Qu’en est-il de vos futurs projets littéraires ?

Un nouveau roman me trotte dans la tête (rires) mais je n’ai pas encore écrit un seul mot. Je pense aussi écrire des nouvelles – peut-être en anglais, qui sait ? Ces deux projets me prendront probablement des années. Dans un avenir plus proche, je pense publier un recueil de poésie – j’en ai déjà une bonne trentaine – et deux longs contes que j’ai écrits il y a très longtemps : j’avais à peu près dix-huit ans. Le recueil sera peut-être prêt d’ici fin 2020, mais pour les contes, il faudra d’abord chercher de bons illustrateurs…

Un dernier mot pour vos lecteurs…

Je voudrais simplement les remercier d’apprécier mes écrits, de m’accompagner depuis la parution de mon premier roman et de m’encourager à créer. Je les remercie de faire partie des grandes joies d’être écrivain.
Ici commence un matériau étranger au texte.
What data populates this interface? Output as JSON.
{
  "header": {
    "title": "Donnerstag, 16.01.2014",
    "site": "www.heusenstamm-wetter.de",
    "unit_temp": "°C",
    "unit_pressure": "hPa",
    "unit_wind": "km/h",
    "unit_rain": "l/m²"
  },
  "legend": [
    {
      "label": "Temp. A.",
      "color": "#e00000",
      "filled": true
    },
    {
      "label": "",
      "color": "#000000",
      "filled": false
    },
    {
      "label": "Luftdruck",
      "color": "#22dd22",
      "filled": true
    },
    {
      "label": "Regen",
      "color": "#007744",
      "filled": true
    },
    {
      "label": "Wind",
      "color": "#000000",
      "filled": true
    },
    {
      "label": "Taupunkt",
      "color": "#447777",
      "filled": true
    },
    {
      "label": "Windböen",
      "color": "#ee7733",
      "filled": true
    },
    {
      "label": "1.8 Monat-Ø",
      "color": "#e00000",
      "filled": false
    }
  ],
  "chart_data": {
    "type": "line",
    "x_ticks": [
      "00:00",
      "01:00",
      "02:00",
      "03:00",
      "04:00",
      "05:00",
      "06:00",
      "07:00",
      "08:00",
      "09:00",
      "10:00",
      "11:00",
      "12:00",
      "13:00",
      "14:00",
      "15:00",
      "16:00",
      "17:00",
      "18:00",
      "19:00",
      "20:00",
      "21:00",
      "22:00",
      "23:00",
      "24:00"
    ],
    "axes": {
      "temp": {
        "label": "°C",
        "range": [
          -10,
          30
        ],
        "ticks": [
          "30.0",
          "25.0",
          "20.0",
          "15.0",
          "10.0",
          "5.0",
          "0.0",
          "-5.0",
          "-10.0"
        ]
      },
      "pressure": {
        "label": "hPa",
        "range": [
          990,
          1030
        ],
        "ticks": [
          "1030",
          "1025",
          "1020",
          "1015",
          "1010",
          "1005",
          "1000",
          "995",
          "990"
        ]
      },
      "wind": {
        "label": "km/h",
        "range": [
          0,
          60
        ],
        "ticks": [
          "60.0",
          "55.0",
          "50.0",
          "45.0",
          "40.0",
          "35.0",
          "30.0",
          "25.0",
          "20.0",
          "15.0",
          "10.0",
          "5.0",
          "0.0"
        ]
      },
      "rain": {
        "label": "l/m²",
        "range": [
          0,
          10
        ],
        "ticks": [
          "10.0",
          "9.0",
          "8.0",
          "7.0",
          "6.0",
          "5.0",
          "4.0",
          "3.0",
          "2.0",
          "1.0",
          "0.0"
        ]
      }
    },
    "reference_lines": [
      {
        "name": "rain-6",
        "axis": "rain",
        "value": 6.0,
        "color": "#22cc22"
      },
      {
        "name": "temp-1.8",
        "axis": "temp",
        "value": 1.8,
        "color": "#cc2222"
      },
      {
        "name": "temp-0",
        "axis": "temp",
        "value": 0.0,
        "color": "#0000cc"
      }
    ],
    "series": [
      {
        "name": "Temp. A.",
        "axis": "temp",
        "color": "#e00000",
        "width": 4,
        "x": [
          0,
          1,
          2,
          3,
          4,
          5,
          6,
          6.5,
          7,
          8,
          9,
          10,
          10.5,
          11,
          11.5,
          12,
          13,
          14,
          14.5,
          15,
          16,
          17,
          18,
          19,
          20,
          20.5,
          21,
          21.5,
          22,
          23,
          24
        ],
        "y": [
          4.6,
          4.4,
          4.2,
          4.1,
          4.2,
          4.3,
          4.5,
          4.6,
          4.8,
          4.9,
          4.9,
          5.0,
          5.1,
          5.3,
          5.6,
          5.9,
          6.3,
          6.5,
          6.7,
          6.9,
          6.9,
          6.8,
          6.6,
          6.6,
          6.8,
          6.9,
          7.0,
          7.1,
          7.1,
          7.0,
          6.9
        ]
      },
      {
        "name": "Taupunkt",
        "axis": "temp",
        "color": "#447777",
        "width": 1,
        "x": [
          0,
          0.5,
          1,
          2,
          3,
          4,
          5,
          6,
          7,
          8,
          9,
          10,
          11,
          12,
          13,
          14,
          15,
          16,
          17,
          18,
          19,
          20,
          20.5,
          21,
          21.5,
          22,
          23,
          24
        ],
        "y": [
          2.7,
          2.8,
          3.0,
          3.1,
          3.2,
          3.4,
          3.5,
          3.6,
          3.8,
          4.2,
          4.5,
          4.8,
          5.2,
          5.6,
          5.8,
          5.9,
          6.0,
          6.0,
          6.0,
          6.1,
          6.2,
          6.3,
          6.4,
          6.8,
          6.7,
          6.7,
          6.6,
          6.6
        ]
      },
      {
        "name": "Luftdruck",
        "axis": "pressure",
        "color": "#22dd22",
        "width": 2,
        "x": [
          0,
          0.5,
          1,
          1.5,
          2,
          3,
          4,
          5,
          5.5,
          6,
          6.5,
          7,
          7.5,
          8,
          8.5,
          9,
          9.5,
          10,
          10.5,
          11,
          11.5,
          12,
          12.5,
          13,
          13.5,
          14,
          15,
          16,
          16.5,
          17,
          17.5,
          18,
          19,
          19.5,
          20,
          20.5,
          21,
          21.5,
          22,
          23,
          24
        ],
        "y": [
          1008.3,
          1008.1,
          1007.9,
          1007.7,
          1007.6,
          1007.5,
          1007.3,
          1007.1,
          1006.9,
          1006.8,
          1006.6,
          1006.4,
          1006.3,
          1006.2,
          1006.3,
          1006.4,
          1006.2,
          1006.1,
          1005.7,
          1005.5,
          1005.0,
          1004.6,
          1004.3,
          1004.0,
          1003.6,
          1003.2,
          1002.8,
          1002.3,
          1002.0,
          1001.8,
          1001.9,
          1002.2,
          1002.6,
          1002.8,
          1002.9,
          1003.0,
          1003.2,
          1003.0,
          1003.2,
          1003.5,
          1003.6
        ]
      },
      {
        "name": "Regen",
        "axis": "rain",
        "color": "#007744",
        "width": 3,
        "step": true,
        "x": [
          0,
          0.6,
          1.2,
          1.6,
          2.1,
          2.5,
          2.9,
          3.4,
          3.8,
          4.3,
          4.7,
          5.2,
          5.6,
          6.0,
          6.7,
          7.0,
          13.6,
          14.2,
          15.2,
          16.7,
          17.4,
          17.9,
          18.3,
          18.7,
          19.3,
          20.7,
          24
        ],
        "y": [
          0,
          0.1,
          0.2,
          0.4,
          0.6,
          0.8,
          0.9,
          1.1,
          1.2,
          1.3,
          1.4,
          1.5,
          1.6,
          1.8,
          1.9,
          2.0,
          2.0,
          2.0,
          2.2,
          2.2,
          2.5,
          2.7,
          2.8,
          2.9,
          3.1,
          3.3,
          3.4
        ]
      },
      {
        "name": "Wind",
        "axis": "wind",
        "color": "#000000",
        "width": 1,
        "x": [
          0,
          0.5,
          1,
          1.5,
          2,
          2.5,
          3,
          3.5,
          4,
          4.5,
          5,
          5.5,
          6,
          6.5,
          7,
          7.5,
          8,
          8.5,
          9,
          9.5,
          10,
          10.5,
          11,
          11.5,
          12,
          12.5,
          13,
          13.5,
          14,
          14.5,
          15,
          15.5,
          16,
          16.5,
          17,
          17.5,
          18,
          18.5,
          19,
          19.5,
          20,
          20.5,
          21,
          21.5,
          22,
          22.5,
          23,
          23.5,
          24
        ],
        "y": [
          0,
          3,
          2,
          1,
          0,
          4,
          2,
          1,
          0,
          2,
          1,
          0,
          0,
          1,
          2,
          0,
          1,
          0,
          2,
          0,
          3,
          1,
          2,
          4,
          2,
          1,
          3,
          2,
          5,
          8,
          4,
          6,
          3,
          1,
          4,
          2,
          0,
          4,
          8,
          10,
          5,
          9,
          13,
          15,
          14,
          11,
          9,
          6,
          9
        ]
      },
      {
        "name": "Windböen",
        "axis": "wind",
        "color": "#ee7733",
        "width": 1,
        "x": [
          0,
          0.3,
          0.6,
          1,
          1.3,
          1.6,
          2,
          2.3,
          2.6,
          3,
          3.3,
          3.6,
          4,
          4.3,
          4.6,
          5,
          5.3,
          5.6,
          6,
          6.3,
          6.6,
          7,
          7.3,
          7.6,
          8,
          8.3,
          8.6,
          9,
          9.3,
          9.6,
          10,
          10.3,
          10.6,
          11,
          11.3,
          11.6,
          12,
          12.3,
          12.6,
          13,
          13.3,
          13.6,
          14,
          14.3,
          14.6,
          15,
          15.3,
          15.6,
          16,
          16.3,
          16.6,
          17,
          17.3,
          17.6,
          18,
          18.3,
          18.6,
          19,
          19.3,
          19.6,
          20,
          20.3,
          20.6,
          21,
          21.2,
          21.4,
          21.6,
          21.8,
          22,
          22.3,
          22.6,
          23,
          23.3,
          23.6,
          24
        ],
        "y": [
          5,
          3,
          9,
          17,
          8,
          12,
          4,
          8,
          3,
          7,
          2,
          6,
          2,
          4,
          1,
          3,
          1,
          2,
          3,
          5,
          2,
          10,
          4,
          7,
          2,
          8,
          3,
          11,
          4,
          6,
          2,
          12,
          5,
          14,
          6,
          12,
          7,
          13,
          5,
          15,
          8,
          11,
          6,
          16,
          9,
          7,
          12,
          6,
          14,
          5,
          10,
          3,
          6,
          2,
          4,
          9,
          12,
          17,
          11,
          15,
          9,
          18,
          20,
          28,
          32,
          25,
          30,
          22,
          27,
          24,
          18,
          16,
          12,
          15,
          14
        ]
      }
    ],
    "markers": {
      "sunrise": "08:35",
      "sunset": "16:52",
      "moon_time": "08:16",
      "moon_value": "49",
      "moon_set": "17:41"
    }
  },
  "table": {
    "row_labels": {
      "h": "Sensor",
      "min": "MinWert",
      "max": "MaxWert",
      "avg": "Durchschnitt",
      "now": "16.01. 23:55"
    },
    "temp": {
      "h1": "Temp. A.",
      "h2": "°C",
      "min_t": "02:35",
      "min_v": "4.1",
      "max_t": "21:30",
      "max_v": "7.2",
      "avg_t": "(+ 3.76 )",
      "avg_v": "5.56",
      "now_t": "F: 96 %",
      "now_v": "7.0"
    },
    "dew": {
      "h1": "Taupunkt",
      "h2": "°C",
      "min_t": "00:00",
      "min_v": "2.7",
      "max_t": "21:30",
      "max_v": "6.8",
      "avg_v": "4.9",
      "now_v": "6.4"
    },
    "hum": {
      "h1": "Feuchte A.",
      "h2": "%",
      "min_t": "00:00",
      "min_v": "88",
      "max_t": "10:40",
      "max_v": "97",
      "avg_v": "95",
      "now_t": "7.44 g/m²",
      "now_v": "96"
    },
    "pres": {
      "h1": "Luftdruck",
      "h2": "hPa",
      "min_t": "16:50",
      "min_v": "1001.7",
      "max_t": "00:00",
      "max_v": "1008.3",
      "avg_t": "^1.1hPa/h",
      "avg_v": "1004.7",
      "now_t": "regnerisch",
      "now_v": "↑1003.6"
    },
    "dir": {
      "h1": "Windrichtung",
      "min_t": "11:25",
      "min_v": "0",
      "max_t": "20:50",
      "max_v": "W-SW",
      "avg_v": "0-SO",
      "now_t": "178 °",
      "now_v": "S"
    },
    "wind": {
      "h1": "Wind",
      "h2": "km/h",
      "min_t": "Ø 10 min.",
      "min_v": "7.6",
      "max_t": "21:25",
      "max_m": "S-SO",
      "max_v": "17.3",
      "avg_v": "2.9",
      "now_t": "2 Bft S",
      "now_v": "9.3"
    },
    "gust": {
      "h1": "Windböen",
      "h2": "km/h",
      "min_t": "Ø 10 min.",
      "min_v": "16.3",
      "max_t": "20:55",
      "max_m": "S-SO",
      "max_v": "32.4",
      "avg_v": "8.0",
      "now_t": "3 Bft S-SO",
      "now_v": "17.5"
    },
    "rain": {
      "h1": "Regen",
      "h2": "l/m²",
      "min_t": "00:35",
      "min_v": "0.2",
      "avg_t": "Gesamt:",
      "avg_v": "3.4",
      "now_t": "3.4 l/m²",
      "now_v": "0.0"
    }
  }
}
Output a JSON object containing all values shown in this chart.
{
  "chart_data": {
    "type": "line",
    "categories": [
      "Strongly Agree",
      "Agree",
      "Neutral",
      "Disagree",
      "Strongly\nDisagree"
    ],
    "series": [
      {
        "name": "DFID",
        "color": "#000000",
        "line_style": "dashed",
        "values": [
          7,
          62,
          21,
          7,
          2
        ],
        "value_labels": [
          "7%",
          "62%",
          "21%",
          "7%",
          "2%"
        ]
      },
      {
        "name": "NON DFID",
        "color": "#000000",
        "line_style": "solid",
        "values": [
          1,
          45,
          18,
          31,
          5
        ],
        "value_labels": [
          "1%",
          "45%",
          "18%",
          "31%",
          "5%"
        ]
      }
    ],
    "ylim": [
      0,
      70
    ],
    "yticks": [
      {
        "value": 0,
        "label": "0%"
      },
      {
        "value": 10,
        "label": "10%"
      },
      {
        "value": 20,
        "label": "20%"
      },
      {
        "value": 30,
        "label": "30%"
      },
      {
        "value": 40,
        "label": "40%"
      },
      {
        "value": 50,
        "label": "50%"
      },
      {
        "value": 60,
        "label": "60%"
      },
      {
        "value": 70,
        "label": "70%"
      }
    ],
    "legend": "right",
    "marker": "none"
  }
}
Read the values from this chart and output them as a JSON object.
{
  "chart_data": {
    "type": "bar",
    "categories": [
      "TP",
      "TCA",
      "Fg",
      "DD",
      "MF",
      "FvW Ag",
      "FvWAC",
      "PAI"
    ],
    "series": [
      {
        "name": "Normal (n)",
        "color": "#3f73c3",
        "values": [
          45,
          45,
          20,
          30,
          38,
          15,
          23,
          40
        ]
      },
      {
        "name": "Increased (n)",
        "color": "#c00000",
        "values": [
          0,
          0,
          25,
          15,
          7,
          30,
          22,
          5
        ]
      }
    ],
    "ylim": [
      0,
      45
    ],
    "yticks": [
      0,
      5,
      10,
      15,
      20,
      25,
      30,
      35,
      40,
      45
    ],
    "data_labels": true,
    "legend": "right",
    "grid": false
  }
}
Propos recueillis par Hamza Sahoui 

BIO EXPRESS :

Lynda Chouiten est une écrivaine algérienne. Titulaire d’un Doctorat en littérature décerné par l’Université Nationale d’Irlande à Galway en 2013, elle est enseignante-chercheur à l’université de Boumerdes où elle enseigne la littérature anglophone. Elle travaille, entre autres, sur les cultures et littératures françaises et francophones, la culture et la littérature postcoloniales, la littérature comparée et la littérature et la civilisation britanniques. Elle est l’auteur de poèmes, de plusieurs articles portant sur la critique littéraire et de deux livres à caractère académique : une étude de l’œuvre d’Isabelle Eberhardt et un ouvrage collectif sur l’autorité. Son premier romans, « Le Roman des Pôv’Cheveux » (éditions El Kalima, 2017), a été finaliste des Prix Mohammed Dib et L’Escale d’Alger. En 2019, elle publie « Une Valse », son deuxième roman, paru aux éditions Casbah, qui vient de remporter le Grand Prix Assia Djebar.